Bahkan salah satu calon presiden, Donald Trump, mengatakan akan menghentikan proses penghitungan suara lewat surat, lantaran menemukan indikasi kecurangan. Meski demikian, Matthew Weil, director of the Bipartisan Policy Research Center's elections project menilai hal itu sulit dilakukan.
"Mahkamah Agung tidak memiliki kekuatan khusus untuk menghentikan proses penghitungan hukum," katanya seperti dilansir dari BBC.
Profesor di Columbia University Law School, Richard Briffault, juga mengatakan bahwa perselisihan surat suara di negara bagian bisa disengketakan, tetapi mereka tetap harus memiliki kasus yang menimbulkan masalah konstitusional, agar diterima Mahkamah Agung.
"Tidak ada proses standar untuk membawa sengketa pemilu ke Mahkamah Agung. Ini sangat tidak biasa dan harus melibatkan masalah yang sangat signifikan," katanya.
Jika hasil pemilu ditantang, diperlukan tim hukum untuk menggugat hasil tersebut di pengadilan negara bagian.
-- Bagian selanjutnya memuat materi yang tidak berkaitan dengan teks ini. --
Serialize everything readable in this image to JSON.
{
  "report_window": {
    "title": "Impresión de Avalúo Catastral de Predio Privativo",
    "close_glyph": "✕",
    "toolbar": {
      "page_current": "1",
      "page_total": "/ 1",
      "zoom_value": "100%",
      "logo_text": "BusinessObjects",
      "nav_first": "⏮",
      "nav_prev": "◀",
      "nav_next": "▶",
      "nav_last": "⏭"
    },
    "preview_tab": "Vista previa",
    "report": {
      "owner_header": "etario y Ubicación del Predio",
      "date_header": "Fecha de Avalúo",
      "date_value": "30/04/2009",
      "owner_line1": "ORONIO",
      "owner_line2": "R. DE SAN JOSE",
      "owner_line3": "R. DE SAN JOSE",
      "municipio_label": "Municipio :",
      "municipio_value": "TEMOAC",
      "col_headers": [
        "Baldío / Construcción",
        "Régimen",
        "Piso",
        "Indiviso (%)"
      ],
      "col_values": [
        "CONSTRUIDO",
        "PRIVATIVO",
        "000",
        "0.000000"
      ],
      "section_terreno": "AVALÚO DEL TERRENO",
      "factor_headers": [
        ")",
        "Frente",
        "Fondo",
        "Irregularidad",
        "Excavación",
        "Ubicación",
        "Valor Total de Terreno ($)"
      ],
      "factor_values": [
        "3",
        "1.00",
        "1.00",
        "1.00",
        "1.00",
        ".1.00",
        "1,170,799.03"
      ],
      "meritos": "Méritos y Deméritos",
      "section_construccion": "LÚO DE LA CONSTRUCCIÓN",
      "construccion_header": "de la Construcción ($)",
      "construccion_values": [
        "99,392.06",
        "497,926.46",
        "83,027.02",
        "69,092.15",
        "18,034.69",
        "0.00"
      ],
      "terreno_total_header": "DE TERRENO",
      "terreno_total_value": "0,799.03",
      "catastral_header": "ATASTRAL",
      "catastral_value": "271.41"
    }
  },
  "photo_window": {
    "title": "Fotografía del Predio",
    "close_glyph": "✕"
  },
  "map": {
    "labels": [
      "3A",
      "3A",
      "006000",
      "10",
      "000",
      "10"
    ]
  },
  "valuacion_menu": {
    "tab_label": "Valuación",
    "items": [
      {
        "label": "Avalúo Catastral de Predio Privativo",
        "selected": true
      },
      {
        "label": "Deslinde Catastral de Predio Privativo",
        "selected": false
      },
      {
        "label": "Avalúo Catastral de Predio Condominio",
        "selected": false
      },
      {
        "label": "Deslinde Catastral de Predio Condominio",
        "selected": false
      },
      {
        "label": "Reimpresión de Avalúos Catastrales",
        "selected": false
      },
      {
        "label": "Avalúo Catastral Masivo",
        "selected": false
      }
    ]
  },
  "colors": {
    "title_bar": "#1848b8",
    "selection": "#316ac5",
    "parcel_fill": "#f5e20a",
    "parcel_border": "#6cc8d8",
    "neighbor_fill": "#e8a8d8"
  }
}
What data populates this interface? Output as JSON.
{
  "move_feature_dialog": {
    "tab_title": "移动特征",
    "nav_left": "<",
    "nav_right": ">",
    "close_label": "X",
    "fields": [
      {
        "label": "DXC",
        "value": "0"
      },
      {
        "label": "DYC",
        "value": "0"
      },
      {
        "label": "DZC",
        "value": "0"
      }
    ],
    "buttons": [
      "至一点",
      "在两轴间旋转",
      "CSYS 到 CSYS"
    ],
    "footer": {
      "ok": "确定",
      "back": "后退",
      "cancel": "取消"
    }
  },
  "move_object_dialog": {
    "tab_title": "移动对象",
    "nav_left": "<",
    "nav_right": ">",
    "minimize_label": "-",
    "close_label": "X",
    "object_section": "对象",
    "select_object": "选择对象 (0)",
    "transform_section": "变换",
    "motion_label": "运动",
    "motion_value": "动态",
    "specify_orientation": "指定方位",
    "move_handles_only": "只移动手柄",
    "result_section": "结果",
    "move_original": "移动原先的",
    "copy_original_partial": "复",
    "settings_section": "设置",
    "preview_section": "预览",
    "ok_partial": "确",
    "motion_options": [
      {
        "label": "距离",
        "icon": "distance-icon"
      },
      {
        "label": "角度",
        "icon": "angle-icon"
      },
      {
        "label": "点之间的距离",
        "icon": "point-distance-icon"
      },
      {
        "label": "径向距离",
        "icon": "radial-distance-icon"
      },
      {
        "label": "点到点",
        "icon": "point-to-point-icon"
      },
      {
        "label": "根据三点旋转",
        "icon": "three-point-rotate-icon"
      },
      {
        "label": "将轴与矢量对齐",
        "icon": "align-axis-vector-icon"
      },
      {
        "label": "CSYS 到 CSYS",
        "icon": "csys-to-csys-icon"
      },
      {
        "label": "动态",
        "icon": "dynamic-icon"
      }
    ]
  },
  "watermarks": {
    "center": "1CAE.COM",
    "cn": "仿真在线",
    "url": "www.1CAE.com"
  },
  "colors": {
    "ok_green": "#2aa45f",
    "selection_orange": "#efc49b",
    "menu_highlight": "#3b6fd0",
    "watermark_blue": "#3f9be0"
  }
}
Hakim negara kemudian perlu melihat apakah diperlukan penghitungan ulang, dan hakim Mahkamah Agung kemudian dapat diminta untuk membatalkan putusan suara masuk.
Di beberapa tempat, penghitungan ulang secara otomatis dipicu jika marginnya cukup dekat. Hal ini yang terjadi di Florida pada pemilihan presiden tahun 2000 antara George W Bush dan Al Gore.
Tapi, karena ini adalah pemilihan presiden, ada tenggat waktu federal dan konstitusional utama untuk melanjutkan:
Negara bagian memiliki waktu sekira lima minggu sejak 3 November untuk menentukan kandidat mana yang memenangkan pemilihan presiden. Tenggat waktu ini kemudian disebut "safe harbour" sampai 8 Desember.
Jika negara bagian belum juga dapat menetapkan hasilnya, ingat presiden dipilih oleh electoral college dan bukan popular vote. Kongres dapat memutuskan ada pemilih tidak akan dihitung dalam penghitungan akhir.
Pada 14 Desember, para pemilih bertemu di negara bagian masing-masing untuk memberikan suara.
Jika masih belum memiliki pemenang mayoritas setelah 6 Januari, maka Kongres memutuskan hasil dalam apa yang disebut pemilihan kontingen.